NVIDIA launches UK’s most powerful supercomputer
NVIDIA has launched the most powerful supercomputer in the UK. Named “Cambridge-1”, its purpose is to enable scientists and healthcare experts to use a combination of artificial intelligence (AI) and simulation to accelerate the digital biology revolution and bolster the country’s world-leading life sciences industry.
“Cambridge-1 will empower world-leading researchers in business and academia with the ability to perform their life’s work on the UK’s most powerful supercomputer, unlocking clues to disease and treatments at a scale and speed previously impossible in the U.K.,” said Jensen Huang, Founder and CEO of NVIDIA.
“The discoveries developed on Cambridge-1 will take shape in the UK, but the impact will be global, driving groundbreaking research that has the potential to benefit millions around the world”, Huang added.
What projects will Cambridge-1 be used for?
The supercomputer represents a US$100mn investment by NVIDIA and is involved in several projects. These include developing a deeper understanding of brain diseases like dementia, using AI to design new drugs, and improving the accuracy of finding disease-causing variations in human genomes.
According to a report by Frontier Economics, an economics consulting firm, Cambridge-1 has the potential to create an estimated value of around US$825mn over the next 10 years.

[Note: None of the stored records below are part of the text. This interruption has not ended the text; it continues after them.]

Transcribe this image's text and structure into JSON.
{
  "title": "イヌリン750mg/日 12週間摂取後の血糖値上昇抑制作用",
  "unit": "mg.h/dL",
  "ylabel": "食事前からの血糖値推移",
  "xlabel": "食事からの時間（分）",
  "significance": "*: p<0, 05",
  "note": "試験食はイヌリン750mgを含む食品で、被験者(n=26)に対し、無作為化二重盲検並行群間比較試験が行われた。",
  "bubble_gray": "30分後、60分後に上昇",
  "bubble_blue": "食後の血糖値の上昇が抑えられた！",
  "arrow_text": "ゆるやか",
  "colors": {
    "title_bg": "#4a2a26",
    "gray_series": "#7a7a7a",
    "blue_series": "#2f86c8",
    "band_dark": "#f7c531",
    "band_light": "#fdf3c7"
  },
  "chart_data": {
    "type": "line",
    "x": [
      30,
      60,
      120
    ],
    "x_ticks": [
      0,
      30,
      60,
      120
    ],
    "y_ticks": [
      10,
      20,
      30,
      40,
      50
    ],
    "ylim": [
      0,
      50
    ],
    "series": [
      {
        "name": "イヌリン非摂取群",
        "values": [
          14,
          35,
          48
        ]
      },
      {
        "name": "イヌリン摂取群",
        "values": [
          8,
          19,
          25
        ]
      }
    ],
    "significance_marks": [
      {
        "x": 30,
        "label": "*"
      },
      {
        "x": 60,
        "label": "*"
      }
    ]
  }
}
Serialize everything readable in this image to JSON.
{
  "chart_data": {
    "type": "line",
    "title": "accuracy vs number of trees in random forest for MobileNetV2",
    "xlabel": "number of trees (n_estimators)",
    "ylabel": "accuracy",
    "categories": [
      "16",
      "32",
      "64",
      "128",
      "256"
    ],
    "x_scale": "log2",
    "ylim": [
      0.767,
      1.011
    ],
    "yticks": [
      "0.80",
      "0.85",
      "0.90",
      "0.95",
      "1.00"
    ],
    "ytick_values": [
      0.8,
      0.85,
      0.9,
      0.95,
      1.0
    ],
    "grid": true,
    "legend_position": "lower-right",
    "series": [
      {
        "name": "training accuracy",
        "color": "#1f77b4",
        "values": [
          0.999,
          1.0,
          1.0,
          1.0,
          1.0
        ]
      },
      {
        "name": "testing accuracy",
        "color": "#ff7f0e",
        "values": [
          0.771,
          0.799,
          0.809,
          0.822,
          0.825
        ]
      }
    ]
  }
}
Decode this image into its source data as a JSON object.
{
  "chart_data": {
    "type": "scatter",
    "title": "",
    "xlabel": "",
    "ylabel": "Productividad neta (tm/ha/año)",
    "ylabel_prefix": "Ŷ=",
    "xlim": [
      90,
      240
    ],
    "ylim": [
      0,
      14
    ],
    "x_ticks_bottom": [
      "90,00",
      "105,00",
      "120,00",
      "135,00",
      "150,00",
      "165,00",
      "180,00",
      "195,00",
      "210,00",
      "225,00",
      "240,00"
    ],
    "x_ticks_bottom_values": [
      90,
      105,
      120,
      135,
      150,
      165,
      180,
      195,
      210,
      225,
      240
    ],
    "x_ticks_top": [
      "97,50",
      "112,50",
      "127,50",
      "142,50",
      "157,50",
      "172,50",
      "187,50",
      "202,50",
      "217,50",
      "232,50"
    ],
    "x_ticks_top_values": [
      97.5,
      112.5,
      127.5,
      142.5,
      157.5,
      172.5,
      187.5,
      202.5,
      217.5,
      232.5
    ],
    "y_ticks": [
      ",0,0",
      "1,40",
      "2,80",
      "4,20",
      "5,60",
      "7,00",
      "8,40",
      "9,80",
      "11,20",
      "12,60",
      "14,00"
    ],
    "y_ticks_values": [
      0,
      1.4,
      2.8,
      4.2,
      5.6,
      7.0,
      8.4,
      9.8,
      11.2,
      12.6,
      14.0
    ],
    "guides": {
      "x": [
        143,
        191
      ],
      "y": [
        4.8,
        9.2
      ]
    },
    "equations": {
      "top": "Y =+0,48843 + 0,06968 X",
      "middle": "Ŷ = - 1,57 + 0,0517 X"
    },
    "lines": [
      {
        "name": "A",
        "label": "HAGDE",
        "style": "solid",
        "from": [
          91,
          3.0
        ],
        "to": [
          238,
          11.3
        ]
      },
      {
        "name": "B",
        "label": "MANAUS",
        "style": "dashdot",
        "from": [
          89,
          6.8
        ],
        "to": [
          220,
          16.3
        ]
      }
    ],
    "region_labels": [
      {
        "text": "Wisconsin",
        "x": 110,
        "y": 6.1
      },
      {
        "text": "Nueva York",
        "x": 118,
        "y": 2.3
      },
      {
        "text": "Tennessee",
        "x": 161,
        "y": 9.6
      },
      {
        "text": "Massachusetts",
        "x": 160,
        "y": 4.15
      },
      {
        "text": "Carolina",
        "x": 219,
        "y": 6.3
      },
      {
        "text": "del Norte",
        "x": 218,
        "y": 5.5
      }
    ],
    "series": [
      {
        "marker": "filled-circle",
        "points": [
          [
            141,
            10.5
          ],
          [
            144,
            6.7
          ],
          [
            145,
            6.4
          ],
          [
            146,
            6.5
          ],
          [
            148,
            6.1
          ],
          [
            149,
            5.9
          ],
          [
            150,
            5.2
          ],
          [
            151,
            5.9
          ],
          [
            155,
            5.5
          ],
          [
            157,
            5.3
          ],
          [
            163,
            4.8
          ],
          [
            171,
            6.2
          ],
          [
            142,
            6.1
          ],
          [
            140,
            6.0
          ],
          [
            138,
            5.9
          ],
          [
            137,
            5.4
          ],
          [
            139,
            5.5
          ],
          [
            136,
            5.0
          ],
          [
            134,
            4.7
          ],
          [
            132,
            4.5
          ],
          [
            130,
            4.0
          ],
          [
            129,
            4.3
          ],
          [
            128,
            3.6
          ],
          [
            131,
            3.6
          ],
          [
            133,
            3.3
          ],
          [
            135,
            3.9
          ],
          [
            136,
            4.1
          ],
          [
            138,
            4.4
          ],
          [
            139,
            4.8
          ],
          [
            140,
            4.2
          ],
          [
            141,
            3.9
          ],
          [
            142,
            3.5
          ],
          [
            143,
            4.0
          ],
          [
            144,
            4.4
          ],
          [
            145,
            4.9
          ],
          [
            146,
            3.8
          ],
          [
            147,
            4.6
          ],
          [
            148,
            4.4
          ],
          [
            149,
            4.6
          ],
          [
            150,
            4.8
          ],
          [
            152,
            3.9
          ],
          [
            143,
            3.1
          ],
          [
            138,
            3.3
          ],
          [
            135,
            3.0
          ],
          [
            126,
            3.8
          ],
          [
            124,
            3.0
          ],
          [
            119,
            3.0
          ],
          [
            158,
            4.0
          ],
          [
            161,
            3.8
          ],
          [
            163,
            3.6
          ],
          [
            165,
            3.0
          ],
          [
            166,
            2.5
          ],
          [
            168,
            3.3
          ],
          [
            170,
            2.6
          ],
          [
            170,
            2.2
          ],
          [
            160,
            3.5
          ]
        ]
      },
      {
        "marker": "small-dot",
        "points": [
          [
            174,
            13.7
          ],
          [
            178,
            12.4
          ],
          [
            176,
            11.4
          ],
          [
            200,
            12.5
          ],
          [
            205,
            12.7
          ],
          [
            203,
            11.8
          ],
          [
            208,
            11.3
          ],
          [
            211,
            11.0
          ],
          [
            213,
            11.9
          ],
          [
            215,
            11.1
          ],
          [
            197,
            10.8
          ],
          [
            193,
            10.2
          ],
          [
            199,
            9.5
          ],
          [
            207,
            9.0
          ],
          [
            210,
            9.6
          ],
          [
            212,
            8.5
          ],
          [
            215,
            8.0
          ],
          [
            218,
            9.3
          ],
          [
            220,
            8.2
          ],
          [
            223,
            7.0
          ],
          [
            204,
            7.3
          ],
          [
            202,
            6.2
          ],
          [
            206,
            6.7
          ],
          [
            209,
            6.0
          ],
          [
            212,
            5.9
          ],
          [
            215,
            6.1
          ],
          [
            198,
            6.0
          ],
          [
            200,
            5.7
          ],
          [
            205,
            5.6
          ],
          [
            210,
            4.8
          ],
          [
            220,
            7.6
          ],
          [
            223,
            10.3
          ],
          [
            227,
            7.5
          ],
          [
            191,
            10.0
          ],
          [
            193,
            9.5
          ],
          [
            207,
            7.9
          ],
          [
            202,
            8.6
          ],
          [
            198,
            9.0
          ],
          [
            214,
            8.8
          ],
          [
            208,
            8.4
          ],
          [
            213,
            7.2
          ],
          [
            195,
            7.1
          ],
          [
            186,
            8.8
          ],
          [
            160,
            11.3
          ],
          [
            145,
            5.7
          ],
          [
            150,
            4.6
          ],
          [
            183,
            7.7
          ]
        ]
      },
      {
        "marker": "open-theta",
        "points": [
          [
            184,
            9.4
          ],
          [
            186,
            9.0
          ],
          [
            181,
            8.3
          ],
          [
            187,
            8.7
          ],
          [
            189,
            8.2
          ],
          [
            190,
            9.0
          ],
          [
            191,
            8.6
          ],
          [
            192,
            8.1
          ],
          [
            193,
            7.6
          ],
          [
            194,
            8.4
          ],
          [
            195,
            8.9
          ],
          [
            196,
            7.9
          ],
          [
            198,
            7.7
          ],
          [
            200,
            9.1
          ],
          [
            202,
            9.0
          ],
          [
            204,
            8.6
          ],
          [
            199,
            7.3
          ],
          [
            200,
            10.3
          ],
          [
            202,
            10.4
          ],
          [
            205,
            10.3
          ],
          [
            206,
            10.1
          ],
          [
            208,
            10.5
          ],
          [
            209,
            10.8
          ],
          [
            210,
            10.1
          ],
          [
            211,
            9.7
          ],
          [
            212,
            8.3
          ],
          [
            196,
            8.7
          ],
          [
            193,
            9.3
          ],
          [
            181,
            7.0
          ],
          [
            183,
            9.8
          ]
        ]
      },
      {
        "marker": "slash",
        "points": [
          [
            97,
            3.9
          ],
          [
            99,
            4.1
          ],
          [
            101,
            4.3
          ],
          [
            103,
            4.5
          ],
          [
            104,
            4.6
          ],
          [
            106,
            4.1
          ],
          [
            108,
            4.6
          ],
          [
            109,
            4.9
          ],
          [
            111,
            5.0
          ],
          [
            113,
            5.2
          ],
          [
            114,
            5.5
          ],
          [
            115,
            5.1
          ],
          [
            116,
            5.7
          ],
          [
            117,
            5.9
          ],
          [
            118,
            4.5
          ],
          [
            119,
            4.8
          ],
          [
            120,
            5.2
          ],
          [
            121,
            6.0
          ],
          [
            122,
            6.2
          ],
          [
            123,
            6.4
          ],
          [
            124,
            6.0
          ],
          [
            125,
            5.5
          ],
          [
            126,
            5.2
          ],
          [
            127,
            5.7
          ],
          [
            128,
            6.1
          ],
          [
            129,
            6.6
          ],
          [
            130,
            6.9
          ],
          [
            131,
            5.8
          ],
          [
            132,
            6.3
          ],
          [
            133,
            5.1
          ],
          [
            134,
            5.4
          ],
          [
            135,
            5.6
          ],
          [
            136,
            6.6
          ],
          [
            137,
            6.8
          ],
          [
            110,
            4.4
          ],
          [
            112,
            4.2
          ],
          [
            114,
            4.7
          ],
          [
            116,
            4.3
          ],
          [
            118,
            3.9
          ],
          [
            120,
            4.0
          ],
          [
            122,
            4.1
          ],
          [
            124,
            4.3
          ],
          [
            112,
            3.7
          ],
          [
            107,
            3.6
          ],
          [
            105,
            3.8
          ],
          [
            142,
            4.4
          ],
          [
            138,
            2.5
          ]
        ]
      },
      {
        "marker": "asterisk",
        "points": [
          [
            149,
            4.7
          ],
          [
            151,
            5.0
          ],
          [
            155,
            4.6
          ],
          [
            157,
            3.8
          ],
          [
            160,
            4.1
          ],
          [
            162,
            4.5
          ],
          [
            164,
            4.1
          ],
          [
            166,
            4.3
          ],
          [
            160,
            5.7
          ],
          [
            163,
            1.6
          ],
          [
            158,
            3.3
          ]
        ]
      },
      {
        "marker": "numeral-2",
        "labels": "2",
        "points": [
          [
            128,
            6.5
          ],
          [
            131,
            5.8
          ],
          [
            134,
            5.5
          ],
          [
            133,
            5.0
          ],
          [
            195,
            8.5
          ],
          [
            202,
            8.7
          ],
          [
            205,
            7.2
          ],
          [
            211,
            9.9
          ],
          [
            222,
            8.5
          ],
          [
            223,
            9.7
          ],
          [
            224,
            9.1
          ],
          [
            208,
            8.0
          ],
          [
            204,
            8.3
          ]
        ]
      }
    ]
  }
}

Cambridge-1 brings together decades of NVIDIA’s work in accelerated computing, AI, and life sciences, where NVIDIA Clara and AI frameworks are optimised to take advantage of the entire system for large-scale research. An NVIDIA DGX SuperPOD supercomputing cluster, it ranks among the world’s top 50 fastest computers and is powered by 100% renewable energy, the company claims.
NVIDIA and AstraZeneca
NVIDIA’s Cambridge-1 will be used for a project with the pharmaceutical company and COVID-19 vaccine developer, AstraZeneca, which will focus on the use of AI in digital pathology. In digital pathology, significant time and money are spent annotating whole slide images of tissue samples to help the search for new insights. By using unsupervised AI algorithms trained on thousands of images, it is possible to remove the process of annotating while simultaneously finding potential imaging features that correlate with drug response, NVIDIA says.
“Training AI algorithms on whole slide images is challenging in part due to the size of the images,” said Lindsay Edwards, Vice President of Data Science and AI, Respiratory and Immunology, BioPharmaceuticals R&D at AstraZeneca.
“Working with NVIDIA on Cambridge-1 enables us to scale our current work and develop new methodologies advancing the use of AI in digital pathology”, he added.